Kamerstuk, 28 september 2009

De Voorzitter van de Tweede Kamer
der Staten-Generaal
Postbus 20018
2500 EA DEN HAAG

DLZ-K-U-2954790

28 september 2009
Betreft Kamervragen

Geachte voorzitter,

Hierbij zend ik u de antwoorden op de vragen van het Kamerlid Leijten (SP) over het woonwensenonderzoek en de gedwongen verhuizen van een bewoner bij Sherpa (2009Z15653).

Hoogachtend,
de Staatssecretaris van Volksgezondheid,
Welzijn en Sport,

mw. dr. J. Bussemaker

Antwoorden op Kamervragen van het Kamerlid Leijten over het woonwensenonderzoek en de gedwongen verhuizen van een bewoner bij Sherpa.
(2009Z15653)

Vraag 1

Bent u ervan op de hoogte dat in 1998 een Woonwensenonderzoek is gehouden door Sherpa? Bent u van mening dat het zeer ongeloofwaardig is dat het rapport met de uitkomsten van dit onderzoek is "kwijtgeraakt" zoals de bestuurder van Sherpa beweert.

Antwoord 1

Ja, ik ben op de hoogte dat de instelling in 1998 een woonwensenonderzoek heeft gehouden.

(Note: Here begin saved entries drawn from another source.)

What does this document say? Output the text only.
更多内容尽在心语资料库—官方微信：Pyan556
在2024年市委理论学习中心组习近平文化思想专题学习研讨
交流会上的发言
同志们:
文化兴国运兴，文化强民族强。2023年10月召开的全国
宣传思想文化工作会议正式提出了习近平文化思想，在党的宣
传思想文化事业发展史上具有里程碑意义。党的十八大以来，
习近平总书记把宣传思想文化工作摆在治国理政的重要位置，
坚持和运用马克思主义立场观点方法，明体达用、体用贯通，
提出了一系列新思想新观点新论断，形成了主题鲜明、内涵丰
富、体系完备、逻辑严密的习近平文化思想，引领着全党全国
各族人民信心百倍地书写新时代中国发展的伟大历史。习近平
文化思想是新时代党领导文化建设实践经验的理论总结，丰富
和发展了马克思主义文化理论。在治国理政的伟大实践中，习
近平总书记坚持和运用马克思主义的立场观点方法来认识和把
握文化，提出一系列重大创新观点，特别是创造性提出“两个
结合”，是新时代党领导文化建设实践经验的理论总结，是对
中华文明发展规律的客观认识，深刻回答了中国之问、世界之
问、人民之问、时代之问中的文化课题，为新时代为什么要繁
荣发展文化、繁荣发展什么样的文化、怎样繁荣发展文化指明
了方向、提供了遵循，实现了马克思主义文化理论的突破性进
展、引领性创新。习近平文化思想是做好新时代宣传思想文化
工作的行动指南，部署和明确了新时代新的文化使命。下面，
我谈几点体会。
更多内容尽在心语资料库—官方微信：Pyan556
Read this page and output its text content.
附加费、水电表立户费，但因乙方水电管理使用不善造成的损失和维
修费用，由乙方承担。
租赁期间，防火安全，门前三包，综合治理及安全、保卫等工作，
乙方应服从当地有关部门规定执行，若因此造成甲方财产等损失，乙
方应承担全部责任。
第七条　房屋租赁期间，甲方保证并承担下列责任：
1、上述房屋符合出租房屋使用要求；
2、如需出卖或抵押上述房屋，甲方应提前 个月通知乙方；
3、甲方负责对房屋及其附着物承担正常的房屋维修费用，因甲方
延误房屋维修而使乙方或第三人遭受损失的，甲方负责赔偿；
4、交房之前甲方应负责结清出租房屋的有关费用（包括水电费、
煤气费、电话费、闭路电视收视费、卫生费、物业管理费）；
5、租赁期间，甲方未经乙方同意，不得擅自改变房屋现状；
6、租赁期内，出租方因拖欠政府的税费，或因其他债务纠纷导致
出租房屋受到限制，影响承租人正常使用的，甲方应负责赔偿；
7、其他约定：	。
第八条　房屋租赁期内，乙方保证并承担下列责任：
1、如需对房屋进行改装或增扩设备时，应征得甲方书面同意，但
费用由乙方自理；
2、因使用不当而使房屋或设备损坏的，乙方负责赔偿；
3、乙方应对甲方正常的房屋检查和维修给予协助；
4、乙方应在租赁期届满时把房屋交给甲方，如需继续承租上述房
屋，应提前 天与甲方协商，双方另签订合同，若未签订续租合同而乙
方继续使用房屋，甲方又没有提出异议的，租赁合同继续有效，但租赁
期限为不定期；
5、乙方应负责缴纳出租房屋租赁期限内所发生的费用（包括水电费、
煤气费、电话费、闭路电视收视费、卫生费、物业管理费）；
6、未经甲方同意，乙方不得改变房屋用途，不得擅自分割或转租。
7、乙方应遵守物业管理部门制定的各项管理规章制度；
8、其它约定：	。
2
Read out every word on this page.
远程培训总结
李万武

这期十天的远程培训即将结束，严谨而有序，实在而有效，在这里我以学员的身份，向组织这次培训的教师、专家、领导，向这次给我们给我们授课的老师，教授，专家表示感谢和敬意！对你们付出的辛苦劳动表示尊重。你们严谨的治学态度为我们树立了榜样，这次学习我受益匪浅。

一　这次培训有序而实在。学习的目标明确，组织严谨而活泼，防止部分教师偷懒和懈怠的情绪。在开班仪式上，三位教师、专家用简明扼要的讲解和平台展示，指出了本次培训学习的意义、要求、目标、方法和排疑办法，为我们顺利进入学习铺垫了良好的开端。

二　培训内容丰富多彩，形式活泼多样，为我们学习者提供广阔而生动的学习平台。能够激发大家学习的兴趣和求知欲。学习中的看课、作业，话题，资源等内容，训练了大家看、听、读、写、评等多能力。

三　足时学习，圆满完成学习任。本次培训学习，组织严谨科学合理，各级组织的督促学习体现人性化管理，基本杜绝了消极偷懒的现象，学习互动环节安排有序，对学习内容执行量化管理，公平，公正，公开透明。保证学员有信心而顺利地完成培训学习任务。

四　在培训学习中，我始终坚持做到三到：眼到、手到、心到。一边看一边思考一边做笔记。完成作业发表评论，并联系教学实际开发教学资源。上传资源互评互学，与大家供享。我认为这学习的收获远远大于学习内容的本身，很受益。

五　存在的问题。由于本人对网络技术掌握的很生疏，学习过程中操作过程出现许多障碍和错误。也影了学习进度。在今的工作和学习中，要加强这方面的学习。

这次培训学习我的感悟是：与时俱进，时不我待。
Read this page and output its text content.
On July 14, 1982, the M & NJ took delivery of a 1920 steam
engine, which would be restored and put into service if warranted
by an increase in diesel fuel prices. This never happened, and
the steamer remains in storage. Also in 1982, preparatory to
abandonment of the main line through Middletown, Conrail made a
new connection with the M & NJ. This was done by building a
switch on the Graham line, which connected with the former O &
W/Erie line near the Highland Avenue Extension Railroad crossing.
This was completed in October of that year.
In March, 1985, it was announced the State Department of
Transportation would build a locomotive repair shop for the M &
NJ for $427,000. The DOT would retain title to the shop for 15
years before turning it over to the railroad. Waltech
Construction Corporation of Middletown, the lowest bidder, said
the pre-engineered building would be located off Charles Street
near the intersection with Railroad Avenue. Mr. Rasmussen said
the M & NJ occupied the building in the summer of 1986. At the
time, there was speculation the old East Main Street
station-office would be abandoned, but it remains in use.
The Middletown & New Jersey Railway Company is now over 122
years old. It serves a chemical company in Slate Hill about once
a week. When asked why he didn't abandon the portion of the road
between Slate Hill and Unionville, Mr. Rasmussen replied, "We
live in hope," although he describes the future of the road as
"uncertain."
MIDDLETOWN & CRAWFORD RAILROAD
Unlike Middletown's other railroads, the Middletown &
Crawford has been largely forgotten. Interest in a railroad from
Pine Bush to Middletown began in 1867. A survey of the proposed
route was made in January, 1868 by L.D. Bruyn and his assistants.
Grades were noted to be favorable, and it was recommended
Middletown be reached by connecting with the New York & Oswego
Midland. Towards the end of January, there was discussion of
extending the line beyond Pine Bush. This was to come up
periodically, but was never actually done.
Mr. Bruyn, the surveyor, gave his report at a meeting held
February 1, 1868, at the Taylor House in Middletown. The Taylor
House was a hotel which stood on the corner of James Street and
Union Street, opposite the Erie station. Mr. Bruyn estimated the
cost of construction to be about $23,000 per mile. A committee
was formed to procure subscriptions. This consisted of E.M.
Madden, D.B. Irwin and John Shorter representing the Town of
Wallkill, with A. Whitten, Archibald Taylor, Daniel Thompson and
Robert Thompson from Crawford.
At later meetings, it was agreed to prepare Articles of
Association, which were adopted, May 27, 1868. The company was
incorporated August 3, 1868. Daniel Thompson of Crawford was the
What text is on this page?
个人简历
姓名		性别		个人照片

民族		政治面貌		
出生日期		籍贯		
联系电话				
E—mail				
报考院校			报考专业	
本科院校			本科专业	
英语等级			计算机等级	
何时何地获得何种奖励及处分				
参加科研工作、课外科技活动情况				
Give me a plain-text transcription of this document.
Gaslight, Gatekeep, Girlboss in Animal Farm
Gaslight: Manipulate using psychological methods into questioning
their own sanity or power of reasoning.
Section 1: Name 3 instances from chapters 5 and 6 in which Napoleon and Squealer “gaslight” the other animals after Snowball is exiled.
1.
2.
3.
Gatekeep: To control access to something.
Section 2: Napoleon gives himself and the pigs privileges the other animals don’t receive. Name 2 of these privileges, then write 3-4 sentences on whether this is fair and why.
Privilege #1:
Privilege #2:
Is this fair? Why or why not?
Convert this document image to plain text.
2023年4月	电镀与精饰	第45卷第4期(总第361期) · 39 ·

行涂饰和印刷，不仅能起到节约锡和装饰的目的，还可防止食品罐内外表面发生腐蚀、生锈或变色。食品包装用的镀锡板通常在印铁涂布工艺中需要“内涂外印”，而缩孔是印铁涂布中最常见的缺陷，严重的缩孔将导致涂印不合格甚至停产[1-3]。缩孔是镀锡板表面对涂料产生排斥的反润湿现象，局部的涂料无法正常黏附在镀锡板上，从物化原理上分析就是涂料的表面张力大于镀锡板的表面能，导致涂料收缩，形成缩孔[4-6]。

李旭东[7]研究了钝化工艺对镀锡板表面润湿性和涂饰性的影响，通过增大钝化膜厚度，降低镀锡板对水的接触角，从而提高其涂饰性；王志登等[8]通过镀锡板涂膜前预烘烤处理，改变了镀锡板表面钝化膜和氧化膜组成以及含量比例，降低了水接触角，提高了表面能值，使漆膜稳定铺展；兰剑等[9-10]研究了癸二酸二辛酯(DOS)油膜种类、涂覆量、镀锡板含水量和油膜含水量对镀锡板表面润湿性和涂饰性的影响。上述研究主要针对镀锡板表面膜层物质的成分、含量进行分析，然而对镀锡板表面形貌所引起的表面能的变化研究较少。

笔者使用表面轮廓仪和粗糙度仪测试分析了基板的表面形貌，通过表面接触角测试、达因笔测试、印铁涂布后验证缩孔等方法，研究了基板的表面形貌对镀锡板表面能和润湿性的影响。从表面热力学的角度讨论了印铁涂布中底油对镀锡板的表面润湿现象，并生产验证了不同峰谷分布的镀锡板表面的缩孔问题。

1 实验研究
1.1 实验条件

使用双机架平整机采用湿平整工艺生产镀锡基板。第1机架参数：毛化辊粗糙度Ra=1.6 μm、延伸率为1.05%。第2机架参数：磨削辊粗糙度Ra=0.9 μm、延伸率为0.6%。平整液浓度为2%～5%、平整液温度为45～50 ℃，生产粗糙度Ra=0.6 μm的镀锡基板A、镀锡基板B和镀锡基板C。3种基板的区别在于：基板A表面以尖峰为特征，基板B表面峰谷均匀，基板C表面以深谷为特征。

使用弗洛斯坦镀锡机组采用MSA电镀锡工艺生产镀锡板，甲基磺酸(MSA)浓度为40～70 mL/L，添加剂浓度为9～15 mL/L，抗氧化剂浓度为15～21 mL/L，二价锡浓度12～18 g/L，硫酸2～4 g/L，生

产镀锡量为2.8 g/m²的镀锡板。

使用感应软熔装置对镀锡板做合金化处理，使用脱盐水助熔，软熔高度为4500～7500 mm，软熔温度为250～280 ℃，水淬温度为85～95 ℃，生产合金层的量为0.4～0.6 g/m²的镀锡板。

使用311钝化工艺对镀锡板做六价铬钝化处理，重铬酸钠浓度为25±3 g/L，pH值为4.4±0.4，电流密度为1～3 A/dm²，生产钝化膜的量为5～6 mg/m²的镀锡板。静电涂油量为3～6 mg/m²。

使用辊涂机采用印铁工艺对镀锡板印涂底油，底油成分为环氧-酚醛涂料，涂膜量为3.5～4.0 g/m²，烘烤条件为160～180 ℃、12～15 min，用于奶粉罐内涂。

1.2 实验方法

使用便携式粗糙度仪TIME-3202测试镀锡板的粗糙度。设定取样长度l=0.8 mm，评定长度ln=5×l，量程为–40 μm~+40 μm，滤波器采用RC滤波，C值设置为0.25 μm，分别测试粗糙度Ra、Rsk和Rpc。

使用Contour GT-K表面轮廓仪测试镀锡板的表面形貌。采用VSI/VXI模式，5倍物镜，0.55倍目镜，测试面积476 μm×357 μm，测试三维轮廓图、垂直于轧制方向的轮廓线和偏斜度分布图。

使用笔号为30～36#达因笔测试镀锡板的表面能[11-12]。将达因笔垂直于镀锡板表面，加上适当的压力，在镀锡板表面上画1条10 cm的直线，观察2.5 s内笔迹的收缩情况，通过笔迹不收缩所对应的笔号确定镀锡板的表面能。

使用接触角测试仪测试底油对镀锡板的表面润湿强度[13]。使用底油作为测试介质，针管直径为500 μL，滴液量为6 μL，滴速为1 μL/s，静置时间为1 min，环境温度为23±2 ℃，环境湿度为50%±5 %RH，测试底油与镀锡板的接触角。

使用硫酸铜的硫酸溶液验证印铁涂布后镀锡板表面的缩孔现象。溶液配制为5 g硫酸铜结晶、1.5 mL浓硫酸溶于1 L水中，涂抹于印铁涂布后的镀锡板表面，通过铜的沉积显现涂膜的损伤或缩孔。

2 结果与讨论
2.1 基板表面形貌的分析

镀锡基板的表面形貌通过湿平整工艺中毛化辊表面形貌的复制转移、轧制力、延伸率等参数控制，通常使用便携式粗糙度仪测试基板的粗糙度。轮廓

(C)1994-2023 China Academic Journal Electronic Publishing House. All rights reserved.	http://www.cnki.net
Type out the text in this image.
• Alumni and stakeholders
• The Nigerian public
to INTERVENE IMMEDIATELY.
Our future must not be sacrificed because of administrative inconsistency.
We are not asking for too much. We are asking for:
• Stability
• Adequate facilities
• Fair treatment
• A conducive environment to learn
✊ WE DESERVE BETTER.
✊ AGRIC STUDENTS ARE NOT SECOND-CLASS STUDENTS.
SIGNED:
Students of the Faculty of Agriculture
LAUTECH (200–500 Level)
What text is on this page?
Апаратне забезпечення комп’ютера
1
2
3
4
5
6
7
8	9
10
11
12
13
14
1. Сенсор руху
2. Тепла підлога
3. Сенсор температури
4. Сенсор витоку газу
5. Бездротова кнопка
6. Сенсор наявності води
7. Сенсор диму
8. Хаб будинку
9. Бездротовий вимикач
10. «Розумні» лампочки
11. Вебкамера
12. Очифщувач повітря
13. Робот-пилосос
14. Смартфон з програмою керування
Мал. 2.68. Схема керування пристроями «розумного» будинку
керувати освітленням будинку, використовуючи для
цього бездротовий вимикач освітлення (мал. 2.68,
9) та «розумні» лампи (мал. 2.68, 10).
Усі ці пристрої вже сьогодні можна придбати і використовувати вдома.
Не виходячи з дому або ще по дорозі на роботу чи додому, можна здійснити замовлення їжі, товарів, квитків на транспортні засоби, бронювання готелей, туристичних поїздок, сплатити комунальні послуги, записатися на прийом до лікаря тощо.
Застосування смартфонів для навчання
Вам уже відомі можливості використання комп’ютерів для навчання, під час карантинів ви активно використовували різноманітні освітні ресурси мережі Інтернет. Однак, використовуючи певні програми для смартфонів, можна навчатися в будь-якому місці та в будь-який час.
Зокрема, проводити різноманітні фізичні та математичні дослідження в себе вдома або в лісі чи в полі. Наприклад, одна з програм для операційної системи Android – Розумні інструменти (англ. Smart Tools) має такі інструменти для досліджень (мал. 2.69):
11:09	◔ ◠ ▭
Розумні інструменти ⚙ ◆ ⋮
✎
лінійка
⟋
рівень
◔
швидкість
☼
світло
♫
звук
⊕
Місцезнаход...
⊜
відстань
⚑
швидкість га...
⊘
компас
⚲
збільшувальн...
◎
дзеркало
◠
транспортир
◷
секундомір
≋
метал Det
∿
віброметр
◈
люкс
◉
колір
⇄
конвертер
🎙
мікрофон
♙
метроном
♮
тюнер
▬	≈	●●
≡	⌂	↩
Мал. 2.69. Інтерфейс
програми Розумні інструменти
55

Over uw vervolgopmerking heb ik geen mening omdat ik daar geen partij in ben.

Vraag 2

Kunt u verklaren waarom u op eerdere Kamervragen antwoordt dat het WOB-verzoek (Wet openbaarheid van bestuur) om het rapport van dit woonwensenonderzoek te ontvangen is voldaan, en vervolgens een rapport wordt meegestuurd dat niet het Woonwensenonderzoek 1998 van Sherpa is? Kunt u uw antwoord toelichten?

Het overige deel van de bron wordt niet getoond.